A strong push in the building sector saw WBHO report a 72% improvement in operating profit, to R991-million, for the year ended June 30.

Revenue increased by 6.3% to R30.6-billion, compared with the 2015 financial year.

“I don’t think the market in South Africa is improving,” states Nel.

That said, however, a “number of big projects on the infrastructure side” have appeared on the horizon, rather suddenly, for the first time in “four or five years”.

Certain mining houses, especially in the platinum and coal markets, are also making enquiries regarding projects which have been shelved, he says.

“The market is still tough; there are no fireworks, but the sun may one day rise again.”

Nel says WBHO is “very happy” with the 2016 numbers, noting that the growth seen within the group’s building divisions in Africa and Australia moderated the impact of lower activity levels within the mining and civil engineering sectors.

Revenue at Africa-based operations decreased by 7%, following declines in revenue from the roads and earthworks and civil engineering divisions.

Revenue growth in Australia reflected real growth of 8% in Australian dollar terms, but was assisted by a weaker rand, where a currency effect of R1.5-billion resulted in overall growth of 18%.

The overall WBHO margin increased to 3.3%, compared with 2.7% in the previous financial year.

The group’s cash balance increased by a further R1.8-billion to R5.8-billion.

Nel says WBHO is “looking for international opportunities” – of which there are quite a few – in the construction sector to spend this cash.


WBHO’s Building and Civil Engineering division saw operating profit increase from R352-million to R370-million for the year ended June 30.

In the building market, the high levels of local building activity experienced in previous years were sustained, with building
revenue from South Africa growing by 26%.

Most of the growth was concentrated in Gauteng.

In the civil engineering sector, the persistent commodity slump continued to curb the number of available projects from the mining sector.

Owing to its heavy reliance on this sector, the civil engineering division had, in recent years, been particularly affected by the downturn, with revenue decreasing by 40% to June 30.

Having completed all existing mining projects during the current year, finding replacement work has been challenging and the division is again being rightsized.

The division’s revenue from the rest of Africa once again decreased during the 12-month period, following completion of construction of a new gas-fired power station, in Mozambique.

The Roads and Earthworks division saw operating profit decline from R380-million to R283-million.

Mining-related activity in South Africa decreased substantially, following the completion of existing projects.
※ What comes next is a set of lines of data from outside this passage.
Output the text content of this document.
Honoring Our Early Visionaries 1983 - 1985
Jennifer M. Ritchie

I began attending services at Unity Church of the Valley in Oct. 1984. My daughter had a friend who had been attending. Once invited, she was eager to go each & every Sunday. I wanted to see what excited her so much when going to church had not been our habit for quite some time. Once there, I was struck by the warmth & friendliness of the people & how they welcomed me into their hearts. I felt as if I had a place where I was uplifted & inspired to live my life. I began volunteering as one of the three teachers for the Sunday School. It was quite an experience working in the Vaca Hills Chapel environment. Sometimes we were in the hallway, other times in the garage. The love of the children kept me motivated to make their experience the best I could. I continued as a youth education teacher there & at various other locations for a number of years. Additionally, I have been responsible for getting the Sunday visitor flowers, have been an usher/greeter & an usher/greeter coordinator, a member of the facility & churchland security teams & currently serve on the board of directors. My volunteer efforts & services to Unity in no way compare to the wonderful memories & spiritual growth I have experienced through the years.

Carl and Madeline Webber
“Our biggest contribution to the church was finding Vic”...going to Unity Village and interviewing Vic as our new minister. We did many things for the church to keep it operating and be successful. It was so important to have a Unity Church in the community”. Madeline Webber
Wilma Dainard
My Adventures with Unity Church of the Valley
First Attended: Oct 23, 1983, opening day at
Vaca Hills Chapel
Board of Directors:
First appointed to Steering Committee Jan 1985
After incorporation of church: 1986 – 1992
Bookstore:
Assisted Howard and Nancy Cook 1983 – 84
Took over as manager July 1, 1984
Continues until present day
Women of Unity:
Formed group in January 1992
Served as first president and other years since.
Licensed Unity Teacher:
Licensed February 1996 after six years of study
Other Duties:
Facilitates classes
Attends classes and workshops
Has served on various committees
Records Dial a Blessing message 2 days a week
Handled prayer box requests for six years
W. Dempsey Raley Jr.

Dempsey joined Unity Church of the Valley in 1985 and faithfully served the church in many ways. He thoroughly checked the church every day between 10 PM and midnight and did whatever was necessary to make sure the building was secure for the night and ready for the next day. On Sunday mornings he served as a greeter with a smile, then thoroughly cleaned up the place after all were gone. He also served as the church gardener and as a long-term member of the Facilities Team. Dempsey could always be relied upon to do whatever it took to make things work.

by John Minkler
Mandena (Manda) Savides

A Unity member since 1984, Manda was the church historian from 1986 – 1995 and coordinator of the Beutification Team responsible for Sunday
However, the division replaced this work with mining projects in Mozambique, Botswana and West Africa.

The high volume of roadwork on hand persisted through the 2016 financial year.

Operating profit within the Australia division recovered from R11-million to R300-million.

The building division performed well.

However, revenue from WBHO Infrastructure, the group’s civil engineering business in Australia, decreased as a result of the planned restructuring of the business.

Operating profit at the Construction Materials division increased from R13-million to R37-million.

Following the disposal of 3Q Mahuma Concrete Holdings during the year, Reinforced Mesh Solutions remains the only continuing operation.

WBHO’s order book increased by 14%, from R37.4-billion in the 2015 financial year, to R42.7-billion in the 2016 financial year.

The order book showed a sharp increase in the Australian building divisions, while the Building and Civil Engineering and Roads and Earthworks order books declined locally, as well as in the rest of Africa.

The Australian order book comprised 72% of the total book, while the African book dropped to 28%, compared with 34% as at June 30, 2015.

Looking ahead, Nel says the local building market will continue to deliver sufficient major projects for at least the next 12 months.

The Australian building markets also show continued strength.